# Bandsaw boxes



## gul (Apr 16, 2010)

Hello all 
I finally got a bandsaw today! It has 1/2 inch blade.I tried to make a band saw box but at the curves i just couldn't move the stock.Is it because my blade is too wide?Are there any templates for 1/2 inch blade bandsaw boxes?
I know my questions are kinda silly but yeah you are all I got for guidance.
Thanks.


----------



## mainerustic (Jul 20, 2010)

Congratulations, a bandsaw is a great addition and I know you'll have fun using it. I don't make bandsaw boxes myself, but I do cut some tight curves using my bandsaw. I would strongly suggest changing your blade to either
1/8" or 1/4" you'll much better control cutting tight curves with a much smaller blade.
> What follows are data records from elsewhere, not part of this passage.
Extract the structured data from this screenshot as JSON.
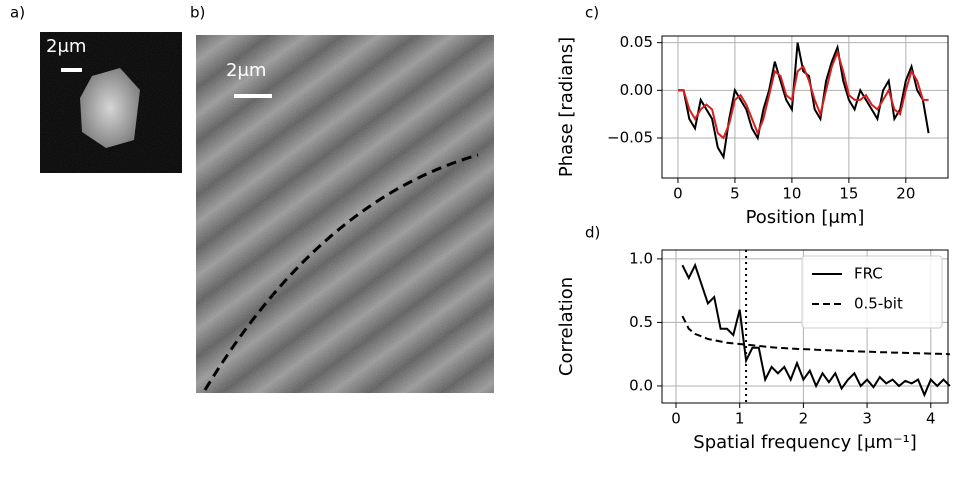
{
  "images": [
    {
      "label": "a)",
      "scale_bar": "2μm"
    },
    {
      "label": "b)",
      "scale_bar": "2μm"
    }
  ],
  "chart_data": [
    {
      "type": "line",
      "label": "c)",
      "ylabel": "Phase [radians]",
      "xlabel": "Position [μm]",
      "xlim": [
        -1.4,
        23.7
      ],
      "ylim": [
        -0.092,
        0.057
      ],
      "grid": true,
      "xticks": [
        0,
        5,
        10,
        15,
        20
      ],
      "yticks": [
        {
          "value": -0.05,
          "label": "−0.05"
        },
        {
          "value": 0,
          "label": "0.00"
        },
        0.05
      ],
      "x": [
        0,
        0.5,
        1,
        1.5,
        2,
        2.5,
        3,
        3.5,
        4,
        4.5,
        5,
        5.5,
        6,
        6.5,
        7,
        7.5,
        8,
        8.5,
        9,
        9.5,
        10,
        10.5,
        11,
        11.5,
        12,
        12.5,
        13,
        13.5,
        14,
        14.5,
        15,
        15.5,
        16,
        16.5,
        17,
        17.5,
        18,
        18.5,
        19,
        19.5,
        20,
        20.5,
        21,
        21.5,
        22
      ],
      "series": [
        {
          "color": "#000000",
          "style": "solid",
          "values": [
            0,
            0,
            -0.03,
            -0.04,
            -0.01,
            -0.02,
            -0.03,
            -0.06,
            -0.07,
            -0.03,
            0.0,
            -0.01,
            -0.02,
            -0.04,
            -0.05,
            -0.02,
            0.0,
            0.03,
            0.01,
            -0.01,
            -0.02,
            0.05,
            0.02,
            0.015,
            -0.02,
            -0.03,
            0.01,
            0.03,
            0.045,
            0.01,
            -0.01,
            -0.02,
            0.0,
            -0.01,
            -0.02,
            -0.03,
            0.0,
            0.01,
            -0.03,
            -0.02,
            0.01,
            0.025,
            0.0,
            -0.01,
            -0.045
          ]
        },
        {
          "color": "#d62020",
          "style": "solid",
          "values": [
            0,
            0,
            -0.02,
            -0.03,
            -0.02,
            -0.015,
            -0.02,
            -0.045,
            -0.05,
            -0.035,
            -0.01,
            -0.005,
            -0.015,
            -0.03,
            -0.045,
            -0.03,
            -0.005,
            0.02,
            0.015,
            -0.005,
            -0.01,
            0.02,
            0.025,
            0.01,
            -0.01,
            -0.025,
            0.0,
            0.025,
            0.04,
            0.02,
            -0.005,
            -0.01,
            -0.01,
            -0.005,
            -0.015,
            -0.02,
            -0.01,
            0.0,
            -0.02,
            -0.025,
            0.0,
            0.02,
            0.01,
            -0.01,
            -0.01
          ]
        }
      ]
    },
    {
      "type": "line",
      "label": "d)",
      "ylabel": "Correlation",
      "xlabel": "Spatial frequency [μm⁻¹]",
      "xlim": [
        -0.22,
        4.27
      ],
      "ylim": [
        -0.134,
        1.07
      ],
      "grid": true,
      "legend": "upper right",
      "xticks": [
        0,
        1,
        2,
        3,
        4
      ],
      "yticks": [
        {
          "value": 0,
          "label": "0.0"
        },
        0.5,
        {
          "value": 1,
          "label": "1.0"
        }
      ],
      "vline": 1.1,
      "x": [
        0.1,
        0.2,
        0.3,
        0.4,
        0.5,
        0.6,
        0.7,
        0.8,
        0.9,
        1.0,
        1.1,
        1.2,
        1.3,
        1.4,
        1.5,
        1.6,
        1.7,
        1.8,
        1.9,
        2.0,
        2.1,
        2.2,
        2.3,
        2.4,
        2.5,
        2.6,
        2.7,
        2.8,
        2.9,
        3.0,
        3.1,
        3.2,
        3.3,
        3.4,
        3.5,
        3.6,
        3.7,
        3.8,
        3.9,
        4.0,
        4.1,
        4.2,
        4.3
      ],
      "series": [
        {
          "name": "FRC",
          "color": "#000000",
          "style": "solid",
          "values": [
            0.95,
            0.85,
            0.95,
            0.8,
            0.65,
            0.7,
            0.45,
            0.45,
            0.4,
            0.6,
            0.2,
            0.3,
            0.3,
            0.05,
            0.15,
            0.1,
            0.15,
            0.05,
            0.18,
            0.05,
            0.12,
            0.0,
            0.1,
            0.03,
            0.1,
            -0.02,
            0.05,
            0.1,
            0.0,
            0.05,
            -0.01,
            0.07,
            0.02,
            0.05,
            0.0,
            0.04,
            0.02,
            0.05,
            -0.07,
            0.05,
            0.0,
            0.05,
            0.0
          ]
        },
        {
          "name": "0.5-bit",
          "color": "#000000",
          "style": "dashed",
          "values": [
            0.55,
            0.45,
            0.41,
            0.39,
            0.37,
            0.36,
            0.35,
            0.34,
            0.335,
            0.33,
            0.325,
            0.32,
            0.315,
            0.31,
            0.305,
            0.3,
            0.298,
            0.295,
            0.292,
            0.29,
            0.288,
            0.285,
            0.283,
            0.281,
            0.279,
            0.277,
            0.275,
            0.273,
            0.271,
            0.27,
            0.268,
            0.266,
            0.265,
            0.263,
            0.262,
            0.26,
            0.259,
            0.257,
            0.256,
            0.255,
            0.253,
            0.252,
            0.25
          ]
        }
      ]
    }
  ]
}
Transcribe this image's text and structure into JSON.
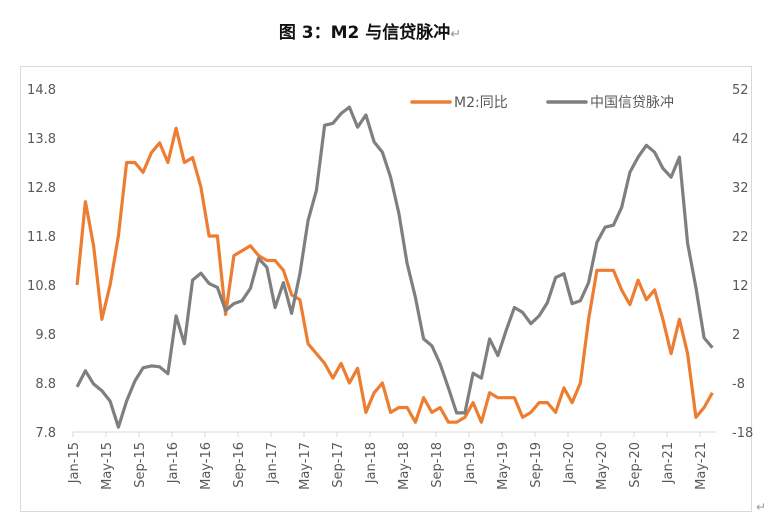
{
  "chart_data": {
    "type": "line",
    "title": "图 3：M2 与信贷脉冲",
    "xlabel": "",
    "x_tick_labels": [
      "Jan-15",
      "May-15",
      "Sep-15",
      "Jan-16",
      "May-16",
      "Sep-16",
      "Jan-17",
      "May-17",
      "Sep-17",
      "Jan-18",
      "May-18",
      "Sep-18",
      "Jan-19",
      "May-19",
      "Sep-19",
      "Jan-20",
      "May-20",
      "Sep-20",
      "Jan-21",
      "May-21"
    ],
    "x_start": "Jan-15",
    "x_end": "Jun-21",
    "y_left": {
      "label": "",
      "ylim": [
        7.8,
        14.8
      ],
      "ticks": [
        "14.8",
        "13.8",
        "12.8",
        "11.8",
        "10.8",
        "9.8",
        "8.8",
        "7.8"
      ]
    },
    "y_right": {
      "label": "",
      "ylim": [
        -18,
        52
      ],
      "ticks": [
        "52",
        "42",
        "32",
        "22",
        "12",
        "2",
        "-8",
        "-18"
      ]
    },
    "grid": false,
    "legend_position": "top-right",
    "series": [
      {
        "name": "M2:同比",
        "axis": "left",
        "color": "#ED7D31",
        "values": [
          10.8,
          12.5,
          11.6,
          10.1,
          10.8,
          11.8,
          13.3,
          13.3,
          13.1,
          13.5,
          13.7,
          13.3,
          14.0,
          13.3,
          13.4,
          12.8,
          11.8,
          11.8,
          10.2,
          11.4,
          11.5,
          11.6,
          11.4,
          11.3,
          11.3,
          11.1,
          10.6,
          10.5,
          9.6,
          9.4,
          9.2,
          8.9,
          9.2,
          8.8,
          9.1,
          8.2,
          8.6,
          8.8,
          8.2,
          8.3,
          8.3,
          8.0,
          8.5,
          8.2,
          8.3,
          8.0,
          8.0,
          8.1,
          8.4,
          8.0,
          8.6,
          8.5,
          8.5,
          8.5,
          8.1,
          8.2,
          8.4,
          8.4,
          8.2,
          8.7,
          8.4,
          8.8,
          10.1,
          11.1,
          11.1,
          11.1,
          10.7,
          10.4,
          10.9,
          10.5,
          10.7,
          10.1,
          9.4,
          10.1,
          9.4,
          8.1,
          8.3,
          8.6
        ]
      },
      {
        "name": "中国信贷脉冲",
        "axis": "right",
        "color": "#7F7F7F",
        "values": [
          -8.8,
          -5.5,
          -8.2,
          -9.6,
          -11.7,
          -17,
          -11.7,
          -7.6,
          -4.9,
          -4.5,
          -4.7,
          -6.1,
          5.7,
          0,
          13,
          14.4,
          12.3,
          11.5,
          6.8,
          8.2,
          8.8,
          11.3,
          17.4,
          15.6,
          7.4,
          12.5,
          6.2,
          14.3,
          25.2,
          31.3,
          44.6,
          45,
          47,
          48.3,
          44.2,
          46.7,
          41.2,
          39.1,
          34,
          26.6,
          16.4,
          9.5,
          1,
          -0.4,
          -4.1,
          -9,
          -14.1,
          -14.1,
          -6,
          -7,
          1,
          -2.4,
          2.7,
          7.4,
          6.4,
          4.1,
          5.7,
          8.4,
          13.5,
          14.3,
          8.2,
          8.8,
          12.5,
          20.7,
          23.8,
          24.2,
          27.8,
          35,
          38.1,
          40.5,
          39.1,
          35.8,
          34,
          38.1,
          20.5,
          11.5,
          1.2,
          -0.8
        ]
      }
    ]
  }
}
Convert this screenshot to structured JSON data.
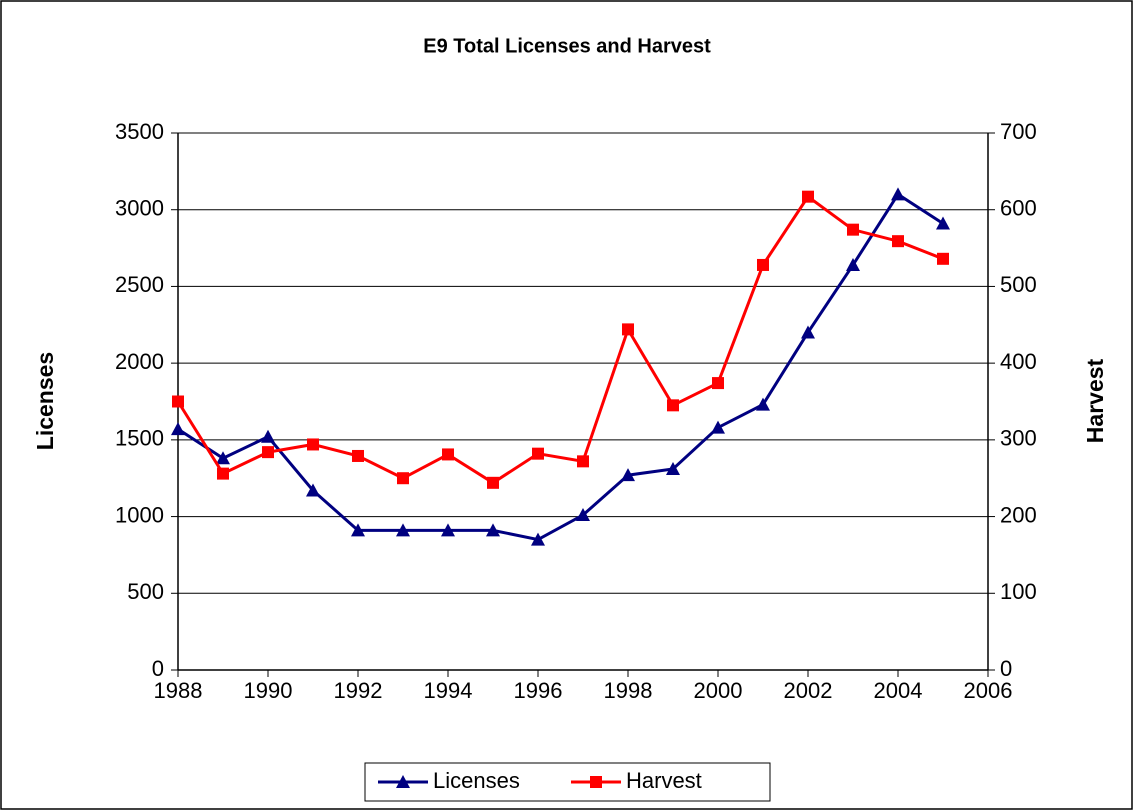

Good luck and keep up the good work, I love what you do.


----------



## BertFlores58 (May 26, 2010)

Please be careful with the curves… Each blade has a a tolerable arc to cut… The wider the blade the big arc it will require. Otherwise, you need to waste materials from the side. Practice makes perfect.


----------



## stevenhsieh (Jan 8, 2010)

Keep the 1/2 blade it is good for cutting the back side of the box. Get a 3/16 or larger for the curves.


----------



## TJ65 (Jan 19, 2010)

All I can say is the smaller the better, the band saw is a large blade so the curves will be big too. 
If you really want nice small cuts try a scrollsaw. But you cant make the big bandsaw styled boxes!


----------



## Chiefk (Jan 28, 2008)

a 1/2" bandsaw blade has a cutting radius of 2 1/2", so you shouldn't try and cut any smaller radius. I also do not believe that a 1/2" blade should be used for radius cutting. pk


----------



## gul (Apr 16, 2010)

Thank you everyone for your help.So it's decided that I need a smaller blade.I hope i can find it here coz it took me six months to find bandsaw, that too ain't a nice one.
TJ65 I'd love to have a scroll saw but again it's not available here.


----------



## huff (May 28, 2009)

gul,
Congratulations on getting a new band saw. Your 1/2" blade will be real handy, but more for straight cuts or very gentle arches, etc. The blade I like best for doing bandsaw boxes is 3/16". The 3 most popular sizes for doing curves and radius cuts are 1/8", 3/16" and 1/4". Anything wider than a 1/4" won't allow you to cut very much of a curve or radius. Most of the bandsaw boxes I make are 3" to 4" thick and usually a hardwood, so I find the 3/16" is a little more stable than a 1/8" blade, but still allows me to make pretty tight curves. If you are doing smaller boxes, then the 1/8" blade will work fine. Just a couple tips on making a bandsaw box….....The blade is very important, both size and that it's sharp. Next, make sure your bandsaw is adjusted properly. If you don't have the owner's manual for it, you should be able to go on line and find information on the proper tension when installing a new blade and that all your guides are set properly so the blade will run true. If you have not cut thick stock on a bandsaw before, I would suggest that you find some scrape and pratice a little first. It takes a little pratice to get the feel of how fast you can feed the stock and how to keep the feed pressure directly to the front of the blade. One of the biggest problems when trying to follow a line of a curve or radius, we have a tendency to push more to the side than directly forward trying to make the turn and that makes the blade want to wander and not cut perpendicular to the saw table.(you'll understand when you play with some wood) LOL. Good luck on finding blades and hope to see one of your bandsaw boxe in the near future.


----------



## TheDane (May 15, 2008)

Check this out … http://www.woodworkersguide.com/2008/01/23/bandsaw-blade-radius-chart/


----------



## gul (Apr 16, 2010)

Thank you Huff for the detailed explanation.I think I have tuned it just about okay. What ever info is available on fine woodworking on bandsaw,I have done it that way they explained it. Straight cuts are smooth .I am looking for smaller width blades but no luck so far.Bandsaw box seems like a dream so far…LOL. Once again thanks for time and effort to make it easy to understand.
TheDane thanks for the chart,it's very handy.


----------